Wie viele ukrainische Frauen sich derzeit in russischen Gefängnissen befinden, ist nicht bekannt. Die Generalstaatsanwaltschaft hat laut eigenen Angaben über 4.000 Fälle illegaler Inhaftierungen eingeleitet - etwa 15.000 Zivilist*innen sind davon betroffen. Doch diese Zahlen spiegeln nicht das wahre Ausmaß russischer Gefangennahme wider.

Kseniia Levadna

Kseniia Levadna

Referentin Öffentlichkeitsarbeit

Geschichten von 5 schwer kranken ukrainischen Frauen in russischer Gefangenschaft

Die Zahl derjenigen, die zurzeit inhaftiert sind, weit weg von ihrem Zuhause, ihren Familien und jeglicher Hoffnung, liegt mutmaßlich höher. Aus diesem Anlass habe ich 5 Geschichten schwer kranker Frauen gesammelt, die aktuell in russischer Haft sitzen.​

Wie kannst du helfen?

Teile ihre Geschichten in den sozialen Medien oder schreibe einer von ihnen eine Postkarte mit aufmunternden Worten. Auf unserer Webseite findest du alle Infos dazu sowie einen Leitfaden, wie du die Zensur passieren kannst. Schicke die Postkarten dann an unsere Büros in Berlin und Zürich, wir leiten sie an die russischen Gefängnisse weiter.
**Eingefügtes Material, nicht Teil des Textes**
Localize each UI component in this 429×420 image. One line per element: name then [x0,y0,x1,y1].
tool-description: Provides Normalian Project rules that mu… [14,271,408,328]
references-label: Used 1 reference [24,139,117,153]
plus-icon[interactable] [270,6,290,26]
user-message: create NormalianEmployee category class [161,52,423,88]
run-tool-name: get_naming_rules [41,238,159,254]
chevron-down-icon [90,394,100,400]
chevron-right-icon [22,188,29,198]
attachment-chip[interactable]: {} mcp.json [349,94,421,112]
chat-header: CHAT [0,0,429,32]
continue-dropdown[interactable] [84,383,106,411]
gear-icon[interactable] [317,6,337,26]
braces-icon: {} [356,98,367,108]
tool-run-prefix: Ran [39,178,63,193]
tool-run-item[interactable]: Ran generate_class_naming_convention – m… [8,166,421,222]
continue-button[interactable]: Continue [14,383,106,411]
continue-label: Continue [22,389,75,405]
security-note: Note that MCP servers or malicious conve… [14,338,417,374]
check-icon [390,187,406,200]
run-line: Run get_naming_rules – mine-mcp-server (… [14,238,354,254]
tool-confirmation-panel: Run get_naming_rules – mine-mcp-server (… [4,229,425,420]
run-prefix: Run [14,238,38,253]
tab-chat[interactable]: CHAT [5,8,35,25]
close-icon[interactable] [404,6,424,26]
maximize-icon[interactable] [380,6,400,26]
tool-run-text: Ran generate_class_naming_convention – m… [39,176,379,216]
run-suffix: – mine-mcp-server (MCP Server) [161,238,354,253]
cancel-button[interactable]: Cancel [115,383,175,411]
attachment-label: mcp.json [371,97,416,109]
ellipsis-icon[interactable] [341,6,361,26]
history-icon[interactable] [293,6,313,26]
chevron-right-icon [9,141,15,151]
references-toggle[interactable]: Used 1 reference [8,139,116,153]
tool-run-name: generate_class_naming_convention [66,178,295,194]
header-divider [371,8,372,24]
Solch eine Postkarte unterstützt die Gefangenen und setzt ein Zeichen an die russischen Behörden und Gefängnisverwaltungen: Ukrainische Frauen, die rechtswidrig zu Jahren in russischer Haft verurteilt wurden, werden nicht vergessen!

Halyna Dowhopola

Halyna Dowhopola ist eine 71-jährige Rentnerin aus Bachtschyssaraj auf der Krim. Seit sieben Jahren befindet sie sich in russischer Gefangenschaft. Laut Besatzungsermittlern soll sie mit dem ukrainischen Militärnachrichtendienst kooperiert und „Informationen über ein separates Fliegerregiment der Schwarzmeerflotte“ gesammelt haben. Sie leidet an multiplen chronischen Erkrankungen, die sich in Haft verschlimmert haben. Wegen starker Rückenschmerzen kann sie kaum noch am Stock gehen.

Iryna Danilovich

Iryna Danilovich ist eine Menschenrechtsaktivistin und Bürgerjournalistin aus Feodossija. Im Jahr 2022 wurde sie auf Grundlage erfundener Anschuldigungen entführt. Sie wird unter schrecklichen Bedingungen in einer Straflagerkolonie in der Stavropol-Region Russlands festgehalten. Im Gefängnis erlitt sie einen Schlaganfall, verlor auf einem Ohr ihr Gehör wegen einer unbehandelten Mittelohrentzündung und leidet unter ständigen Kopfschmerzen sowie Schmerzen bei lauten Geräuschen. Während Transporten ist sie Missbrauch ausgesetzt, muss Wasser trinken, das nach toten Tieren schmeckt, da sich Tierkadaver in der Wasserversorgung befinden, stundenlang im Regen und in der Kälte stehen und bekommt weder ausreichend Essen noch medizinische Versorgung. Danilovich sitzt in einer Baracke für 120 Personen ohne ausreichende Heizung ein: Im Winter friert es, im Sommer ist es unerträglich heiß.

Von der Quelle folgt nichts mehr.